Some private tenants, Potter said, have become so “disheartened” with the process of returning that they moved on, with some describing having sent 400 emails to Thames Water, devoting so much of their lives to “micro-managing” the situation that their work and families suffered.
Potter added: “Often there was a lot of counterclaim and counterblame involved. It has just been an incredibly difficult process. One thing I do want to acknowledge is that the feedback from council and housing association tenants as opposed to leaseholders is much better as well.
“I get the sense that when an organisation has represented the residents on the property, the experience for the resident appears to be much better, but that of individual residents is very much the feedback – that it feels like a battle on every single point. That won’t be the case for everybody, but it is for a significant group of people. Work needs to be done to address that.”
83 properties had to be vacated for repairs to be carried out following the Queens Drive burst. According to Thames, 52 homes have now been repaired with their residents rehomed, while 19 households remain in alternative accommodation, with 12 impacted families having moved on from Queens Drive.
Thames Water shared plans with the committee to reduce leakages by 20 per cent within five years, as well as a 70 per cent reduction in interruptions to customers’ supplies within that time.
Responding to the resident feedback presented by Cllr Potter, Thames operations director Steve Spencer said that it “was never our intention for people to have that difficulty,” pledging that the company would speak with and give help to each affected case having received details from the councillor.
Spencer said: “It has been incredibly difficult for the residents. We have and still have a dedicated team working with the residents. We haven’t walked away, the same people are available.
“Obviously all the snagging we want to understand, and they will be around to try and deal with all that snagging. The feedback is clearly something we need to take on board.”
There are 68km of trunk main in Hackney, of which 60 per cent date back to the Victorian era.

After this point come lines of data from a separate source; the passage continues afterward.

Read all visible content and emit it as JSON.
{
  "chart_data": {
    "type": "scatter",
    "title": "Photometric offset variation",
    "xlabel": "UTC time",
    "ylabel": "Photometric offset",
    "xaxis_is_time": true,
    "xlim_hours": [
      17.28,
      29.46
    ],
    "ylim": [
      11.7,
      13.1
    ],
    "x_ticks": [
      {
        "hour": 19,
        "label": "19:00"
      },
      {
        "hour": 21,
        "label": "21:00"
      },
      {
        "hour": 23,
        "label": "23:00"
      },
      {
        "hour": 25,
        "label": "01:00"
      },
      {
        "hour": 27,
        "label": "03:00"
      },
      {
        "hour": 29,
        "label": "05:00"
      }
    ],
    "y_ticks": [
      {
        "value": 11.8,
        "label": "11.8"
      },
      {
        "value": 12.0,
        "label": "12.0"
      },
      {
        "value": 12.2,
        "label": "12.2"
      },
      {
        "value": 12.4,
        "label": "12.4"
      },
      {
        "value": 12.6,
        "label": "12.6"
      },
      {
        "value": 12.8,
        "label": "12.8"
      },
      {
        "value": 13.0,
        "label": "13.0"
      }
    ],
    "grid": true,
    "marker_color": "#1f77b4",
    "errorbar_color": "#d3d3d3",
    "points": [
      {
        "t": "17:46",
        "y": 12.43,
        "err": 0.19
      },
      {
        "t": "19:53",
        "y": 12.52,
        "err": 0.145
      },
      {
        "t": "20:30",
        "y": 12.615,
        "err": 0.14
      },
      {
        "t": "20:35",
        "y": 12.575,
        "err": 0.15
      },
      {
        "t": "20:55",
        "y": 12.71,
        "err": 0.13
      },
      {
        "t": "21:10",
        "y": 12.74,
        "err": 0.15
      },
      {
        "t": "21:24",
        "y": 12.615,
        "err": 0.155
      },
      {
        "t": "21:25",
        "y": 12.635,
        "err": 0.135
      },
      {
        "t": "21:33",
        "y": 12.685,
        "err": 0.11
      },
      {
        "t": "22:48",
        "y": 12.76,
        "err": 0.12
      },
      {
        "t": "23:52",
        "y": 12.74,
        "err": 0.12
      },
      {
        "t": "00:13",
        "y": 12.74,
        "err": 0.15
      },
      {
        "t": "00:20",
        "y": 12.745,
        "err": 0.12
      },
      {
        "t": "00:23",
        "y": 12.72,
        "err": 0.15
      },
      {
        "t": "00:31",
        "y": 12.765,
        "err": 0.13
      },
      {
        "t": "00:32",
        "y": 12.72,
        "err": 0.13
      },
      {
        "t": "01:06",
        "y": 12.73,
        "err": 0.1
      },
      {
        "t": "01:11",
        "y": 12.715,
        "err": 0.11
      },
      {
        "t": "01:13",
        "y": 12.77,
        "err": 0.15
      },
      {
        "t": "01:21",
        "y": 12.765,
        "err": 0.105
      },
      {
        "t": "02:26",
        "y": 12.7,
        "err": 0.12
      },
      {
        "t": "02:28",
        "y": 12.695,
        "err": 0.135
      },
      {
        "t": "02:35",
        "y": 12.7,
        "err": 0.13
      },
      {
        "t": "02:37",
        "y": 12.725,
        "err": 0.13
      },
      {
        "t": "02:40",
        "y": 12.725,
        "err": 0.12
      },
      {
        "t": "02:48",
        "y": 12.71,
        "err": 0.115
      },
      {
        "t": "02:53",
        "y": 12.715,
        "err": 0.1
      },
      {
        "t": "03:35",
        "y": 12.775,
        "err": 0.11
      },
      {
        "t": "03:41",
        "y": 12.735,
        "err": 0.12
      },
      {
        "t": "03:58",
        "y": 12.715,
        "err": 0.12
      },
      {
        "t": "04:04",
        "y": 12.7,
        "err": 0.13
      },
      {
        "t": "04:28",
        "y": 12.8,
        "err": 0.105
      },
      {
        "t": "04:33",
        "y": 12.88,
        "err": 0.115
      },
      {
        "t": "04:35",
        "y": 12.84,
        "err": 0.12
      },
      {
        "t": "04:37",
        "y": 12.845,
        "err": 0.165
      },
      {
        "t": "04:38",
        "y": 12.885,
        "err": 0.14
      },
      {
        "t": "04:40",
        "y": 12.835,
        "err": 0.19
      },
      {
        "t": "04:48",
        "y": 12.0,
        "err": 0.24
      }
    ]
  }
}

Following last year’s burst, the company told councillors that its incident management response has now been improved, with direct relationships now built with the borough, and a team of dedicated emergency planners now on call who would be able to swing into action when bursts occur.
It is understood there are two large risk areas for Hackney from Thames’ point of view, Queens Drive and Seven Sisters, with work now commencing on both sites to re-line sections of Victorian cast-iron pipe.
A donation of £10,000 as a goodwill gesture has also been made by Thames Water to the council for the separate 2018 Lea Bridge flood, which will be split equally between Hackney Food Bank and a local playgroup in the ward hit by the floods.
Spencer added: “We have not seen many trunk main bursts on the scale that we saw in Queens Drive in our history. We have seen two occasions of a similar size since, the first outside Southwark tube station and the second on Staples Corner on the North Circular.
“In both cases, we were able to enact our new incident and response structures. We were able to respond quicker, and isolate the main very quickly. At Staples Corner it was in three minutes, it was fully isolated and people were back in water. At the Southwark burst, the London Fire Brigade said it was the best response they had seen from Thames Water on any large mains burst.
“I’m never going to say we are perfect, there are still things that we have got to learn and improve. We’ll always be striving to get better and better and respond, but with the two bursts we have had since, there have been improvements. We would also like to build the relationships we have done with Hackney with other boroughs in London.”